6. Il entre dans l'office du juge saisi à ce titre d'examiner si le refus par le demandeur d'une offre de logement qui lui a été faite lui fait perdre le bénéfice de la décision de la commission de médiation. La circonstance que le préfet ait notifié à l'intéressé une décision de ne plus lui faire d'offre de logement ou d'hébergement est, par elle-même, sans incidence sur la possibilité pour le juge de faire droit à une demande d'injonction présentée sur le fondement de l'article L. 441 2 3 1 du code de la construction et de l'habitation, même si cette notification mentionnait un délai de recours et que la demande d'injonction n'a pas été présentée dans le délai indiqué. Une demande tendant à ce que le tribunal administratif annule la décision prise en ce sens par le préfet doit être regardée comme tendant à ce qu'il soit enjoint au préfet d'exécuter la décision de la commission de médiation.

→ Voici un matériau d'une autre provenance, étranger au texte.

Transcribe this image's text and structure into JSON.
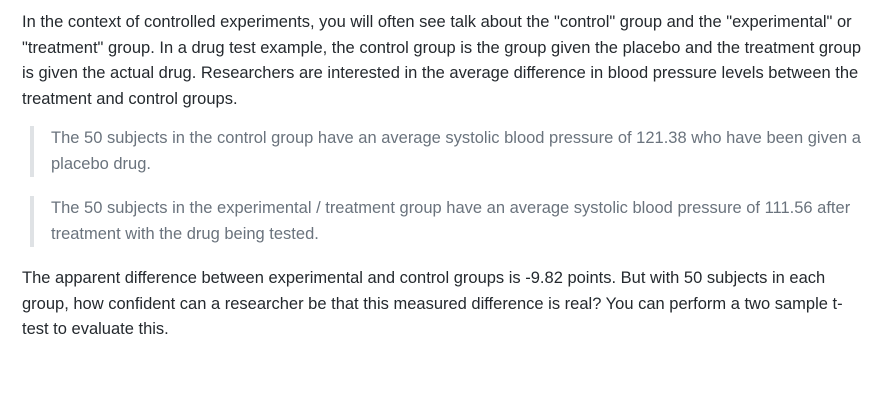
{
  "intro": "In the context of controlled experiments, you will often see talk about the \"control\" group and the \"experimental\" or \"treatment\" group. In a drug test example, the control group is the group given the placebo and the treatment group is given the actual drug. Researchers are interested in the average difference in blood pressure levels between the treatment and control groups.",
  "quotes": [
    "The 50 subjects in the control group have an average systolic blood pressure of 121.38 who have been given a placebo drug.",
    "The 50 subjects in the experimental / treatment group have an average systolic blood pressure of 111.56 after treatment with the drug being tested."
  ],
  "conclusion": "The apparent difference between experimental and control groups is -9.82 points. But with 50 subjects in each group, how confident can a researcher be that this measured difference is real? You can perform a two sample t-test to evaluate this."
}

7. Il résulte de l'instruction que la société Auvergne Habitat a proposé un logement à M. B le 22 août 2023. Si M. B soutient qu'il n'a pas eu connaissance de cette proposition, réalisée par téléphone, dès lors qu'il se trouvait en Algérie, il n'établit toutefois pas cette circonstance. Au contraire, il résulte de l'instruction que les billets de bateau produits, s'ils mentionnent les autres membres de la famille du requérant, ne mentionnent pas son nom. Par suite, et alors qu'en tout état de cause, il n'établit pas qu'il n'était pas en mesure de recevoir des appels téléphoniques en Algérie, cette seule circonstance ne saurait constituer un motif impérieux justifiant qu'il n'ait pas donné suite à la proposition qui lui a été faite par Auvergne Habitat. Dans ces conditions, c'est à bon droit que le préfet du Puy-de-Dôme ainsi que la commission de médiation ont pu considérer que M. B déclinait, par son silence, la proposition qui lui avait été faite et qu'ainsi, le requérant a perdu le bénéfice de la décision de la commission de médiation du 22 septembre 2022. Le préfet du Puy-de-Dôme est ainsi délié de son obligation d'assurer le logement du requérant.
8. Il résulte de ce qui précède que M. B n'est pas fondé à demander au tribunal d'ordonner au préfet du Puy-de-Dôme de lui faire une proposition de logement. Le rejet des conclusions aux fins d'injonction entraine, par voie de conséquence, le rejet de celles présentées au titre des articles combinés 37 de la loi du 10 juillet 1991 et L. 761-1 du code de justice administrative.
D E C I D E :
Article 1er : M. B est admis au bénéfice de l'aide juridictionnelle provisoire.
Article 2 : Le surplus des conclusions de la requête de M. B est rejeté.
Article 3 : Le présent jugement sera notifié à M. A B et au préfet du Puy-de-Dôme.
Rendu public par mise à disposition au greffe le 31 janvier 2024.
La présidente,
S. BADER-KOZA Le greffier,
P. MANNEVEAU
La République mande et ordonne au ministre de la transition écologique et de la cohésion des territoires en ce qui le concerne ou à tous commissaires de justice à ce requis en ce qui concerne les voies de droit commun contre les parties privées, de pourvoir à l'exécution de la présente décision.